Rebels and families are to be moved from the Qaboun neighbourhood to Idlib province according to the latest deal with government forces.

Syrian government forces and armed opposition groups have reached an agreement to evacuate rebel fighters and residents from the Qaboun neighbourhood of Damascus, as the Syrian army and its allies continue to advance in areas in and around the capital. 

The evacuation, is scheduled to take place on Sunday, and it will see rebels and civilians move to Idlib, an opposition stronghold in northwestern Syria. 

Syria's state news agency, Sana, reported on Saturday that the agreement had been reached after rebels surrendered following intense clashes in Qaboun. 

The UK-based Syrian Observatory for Human Rights have estimated that government forces have taken back most of the neighbourhood, leaving around 20 percent still under the control of rebel groups Ahrar al-Sham, Jaysh al-Islam and the Rahman Corps. 

The news of the deal comes just two days after hundreds of Syrian rebels and their relatives left a besieged Damascus suburb on Friday, the second group to do so as part of a local evacuation agreement with the government. 

SANA said 1,246 people, of whom 718 were fighters, left the Barzeh and neighbouring Tishreen districts northeast of Damascus, and near the rebel-held Eastern Ghouta pocket of towns and farms, which has been blockaded by government forces since 2013.

The Observatory said about 700 people left on Friday, including about 150 fighters.

The first batch of evacuations from Barzeh happened on Monday.

Syrian President Bashar al-Assad has promoted the use of such evacuations, along with what his government calls "reconciliation" deals for rebel-held areas that surrender to the government, as a way of reducing bloodshed in the six-year-old civil war.

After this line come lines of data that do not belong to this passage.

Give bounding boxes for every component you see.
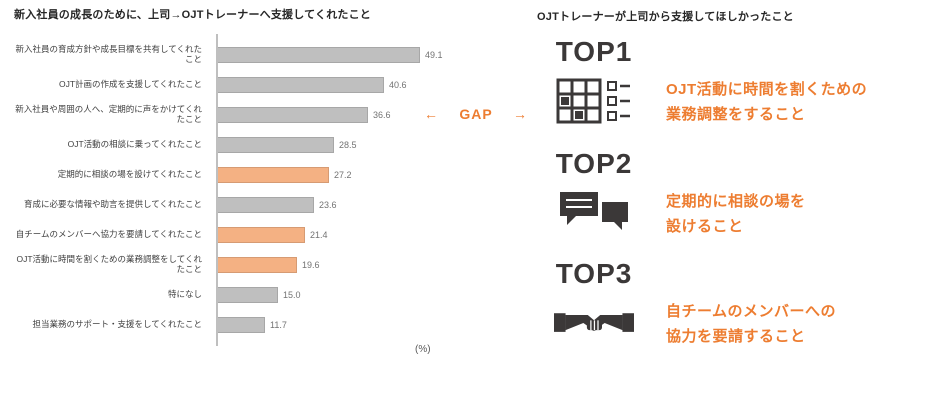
- right-panel-title: OJTトレーナーが上司から支援してほしかったこと: [537, 11, 794, 23]
- bar-category-label: 担当業務のサポート・支援をしてくれたこと: [32, 319, 203, 330]
- top2-text: 定期的に相談の場を 設けること: [666, 193, 806, 235]
- bar-row: 特になし 15.0: [14, 280, 484, 310]
- bar: [216, 47, 420, 63]
- top1-rank-label: TOP1: [555, 36, 633, 67]
- handshake-icon: [554, 298, 634, 348]
- bar-category-label: 新入社員や周囲の人へ、定期的に声をかけてくれたこと: [15, 104, 202, 124]
- bar: [216, 137, 334, 153]
- top3-block: TOP3 自チームのメンバーへの 協力を要請すること: [540, 258, 930, 350]
- bar-category-label: 自チームのメンバーへ協力を要請してくれたこと: [15, 229, 202, 240]
- bar: [216, 77, 384, 93]
- bar-chart: 新入社員の成長のために、上司→OJTトレーナーへ支援してくれたこと 新入社員の育…: [14, 6, 484, 346]
- bar-row: 新入社員の育成方針や成長目標を共有してくれたこと 49.1: [14, 40, 484, 70]
- bar-row: 自チームのメンバーへ協力を要請してくれたこと 21.4: [14, 220, 484, 250]
- bar-value-label: 21.4: [310, 230, 328, 240]
- bar-value-label: 40.6: [389, 80, 407, 90]
- bar-row: 担当業務のサポート・支援をしてくれたこと 11.7: [14, 310, 484, 340]
- bar-category-label: OJT計画の作成を支援してくれたこと: [58, 79, 202, 90]
- bar-row: OJT計画の作成を支援してくれたこと 40.6: [14, 70, 484, 100]
- bar: [216, 287, 278, 303]
- gap-callout: ← GAP →: [424, 106, 528, 122]
- top1-block: TOP1 OJT活動に時間を割く: [540, 36, 930, 128]
- bar-category-label: OJT活動の相談に乗ってくれたこと: [67, 139, 202, 150]
- top3-text: 自チームのメンバーへの 協力を要請すること: [666, 303, 837, 345]
- bar-category-label: 定期的に相談の場を設けてくれたこと: [57, 169, 202, 180]
- bar-category-label: 育成に必要な情報や助言を提供してくれたこと: [24, 199, 202, 210]
- bar: [216, 197, 314, 213]
- bar-highlighted: [216, 167, 329, 183]
- bar-row: 育成に必要な情報や助言を提供してくれたこと 23.6: [14, 190, 484, 220]
- left-arrow-icon: ←: [424, 106, 439, 122]
- bar: [216, 317, 265, 333]
- top1-text: OJT活動に時間を割くための 業務調整をすること: [666, 81, 868, 123]
- schedule-table-icon: [554, 76, 634, 126]
- bar-value-label: 36.6: [373, 110, 391, 120]
- bar-value-label: 23.6: [319, 200, 337, 210]
- top2-rank-label: TOP2: [555, 148, 633, 179]
- bar-row: 定期的に相談の場を設けてくれたこと 27.2: [14, 160, 484, 190]
- bar-value-label: 49.1: [425, 50, 443, 60]
- bar-category-label: 新入社員の育成方針や成長目標を共有してくれたこと: [15, 44, 203, 64]
- bar-row: 新入社員や周囲の人へ、定期的に声をかけてくれたこと 36.6: [14, 100, 484, 130]
- bar-category-label: OJT活動に時間を割くための業務調整をしてくれたこと: [16, 254, 202, 274]
- chart-title: 新入社員の成長のために、上司→OJTトレーナーへ支援してくれたこと: [14, 9, 372, 21]
- bar-value-label: 28.5: [339, 140, 357, 150]
- right-arrow-icon: →: [513, 106, 528, 122]
- bar-category-label: 特になし: [167, 289, 202, 300]
- bar-value-label: 11.7: [270, 320, 287, 330]
- axis-unit-label: (%): [415, 344, 431, 355]
- bar-value-label: 27.2: [334, 170, 352, 180]
- chat-bubbles-icon: [554, 188, 634, 238]
- bar-value-label: 15.0: [283, 290, 301, 300]
- bar-row: OJT活動に時間を割くための業務調整をしてくれたこと 19.6: [14, 250, 484, 280]
- bar-highlighted: [216, 257, 297, 273]
- bar: [216, 107, 368, 123]
- bar-highlighted: [216, 227, 305, 243]
- bar-row: OJT活動の相談に乗ってくれたこと 28.5: [14, 130, 484, 160]
- top2-block: TOP2 定期的に相談の場を 設けること: [540, 148, 930, 240]
- top3-rank-label: TOP3: [555, 258, 633, 289]
- gap-label: GAP: [459, 106, 493, 122]
- bar-rows: 新入社員の育成方針や成長目標を共有してくれたこと 49.1 OJT計画の作成を支…: [14, 34, 484, 346]
- bar-value-label: 19.6: [302, 260, 320, 270]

However, the United Nations has criticised both the use of siege tactics, which precede such deals, and the evacuations themselves as amounting to forcible displacement.

The Syrian army has been steadily defeating a number of rebellion pockets near the capital, with the help of Russian air power and Iranian – backed armed groups.

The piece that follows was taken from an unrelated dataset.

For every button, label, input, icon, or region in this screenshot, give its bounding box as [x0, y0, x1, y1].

The army offensive entered a higher gear in recent months in Barzeh and Qaboun, ending a local truce that had been in place with rebels there since 2014 and shutting access to a network of underground tunnels which supplied besieged eastern Ghouta, causing supplies to dwindle and prices to rocket.

Similar evacuation deals in the Palestinian refugee camp of Yarmouk, also situated in southern Damascus, have fallen through time and again. 

The conflict in Syria started as an uprising against Assad in March 2011, but it quickly escalated into a full-scale civil war, which has left hundreds of thousands dead.